Eighteen-year-old Taj James (aka TJ) is on the cusp of adulthood and his last summer in Cape Cod involves a romance with a younger girl and a changing relationship with the 55-year-old womanizing uncle who tried to make TJ his protege. In much the manner of Evan Hunter's classic Last Summer, T.J.'s Last Summer in Cape Cod is a coming-of-age story about adolescent sexuality, but Whyte's focus on evolving and changing relationships is much more emotionally charged and detailed, making it a top recommendation for readers of adolescent experience.
Many issues are explored in the best coming of age novels: not just changing hormones and evolving sexuality but, more importantly, an understanding of and growing moral and ethical platform. Behind predictable beauty and appeal lie hearts and minds conflicted by desire, psychological challenges, and emotional puzzles. Behind every athletic boy and beautiful girl lie choices and questions and the hard edge of decisions that only go to show that in life, appearance is the tip of the iceberg.
As T.J.'s Last Summer in Cape Cod unfolds its protagonists' interactions, growth, and secrets which can change perceptions of family and life itself, so readers are carried along for a closer inspection of what it means and feels like to teeter on the cusp of adulthood.
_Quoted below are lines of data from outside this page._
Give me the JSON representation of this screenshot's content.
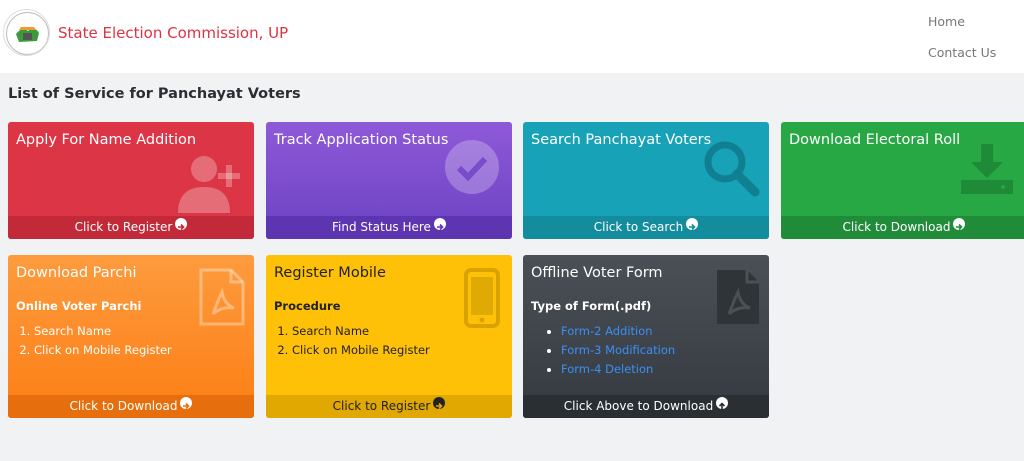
{
  "header": {
    "brand": "State Election Commission, UP",
    "nav": {
      "home": "Home",
      "contact": "Contact Us"
    }
  },
  "page_title": "List of Service for Panchayat Voters",
  "cards": {
    "name_addition": {
      "title": "Apply For Name Addition",
      "footer": "Click to Register",
      "icon": "user-plus-icon",
      "color": "#dc3545"
    },
    "track_status": {
      "title": "Track Application Status",
      "footer": "Find Status Here",
      "icon": "check-circle-icon",
      "color": "#6f42c1"
    },
    "search_voters": {
      "title": "Search Panchayat Voters",
      "footer": "Click to Search",
      "icon": "search-icon",
      "color": "#17a2b8"
    },
    "electoral_roll": {
      "title": "Download Electoral Roll",
      "footer": "Click to Download",
      "icon": "download-icon",
      "color": "#28a745"
    },
    "parchi": {
      "title": "Download Parchi",
      "subtitle": "Online Voter Parchi",
      "steps": [
        "Search Name",
        "Click on Mobile Register"
      ],
      "footer": "Click to Download",
      "icon": "pdf-file-icon",
      "color": "#fd7e14"
    },
    "register_mobile": {
      "title": "Register Mobile",
      "subtitle": "Procedure",
      "steps": [
        "Search Name",
        "Click on Mobile Register"
      ],
      "footer": "Click to Register",
      "icon": "mobile-phone-icon",
      "color": "#ffc107"
    },
    "offline_form": {
      "title": "Offline Voter Form",
      "subtitle": "Type of Form(.pdf)",
      "links": [
        "Form-2 Addition",
        "Form-3 Modification",
        "Form-4 Deletion"
      ],
      "footer": "Click Above to Download",
      "icon": "pdf-file-icon",
      "color": "#343a40"
    }
  }
}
From an uncle's life-changing decision to marriages on the edge of dissolution, the story throws in all the physical, emotional, and moral challenges that will bring TJ into the adult world.
While mature teens are a predictable audience for this story, it's also strongly recommended for adults who want to look back on those years with more than a one-dimensional perspective, to understand more deeply the workings and perceptions of the young adult mind.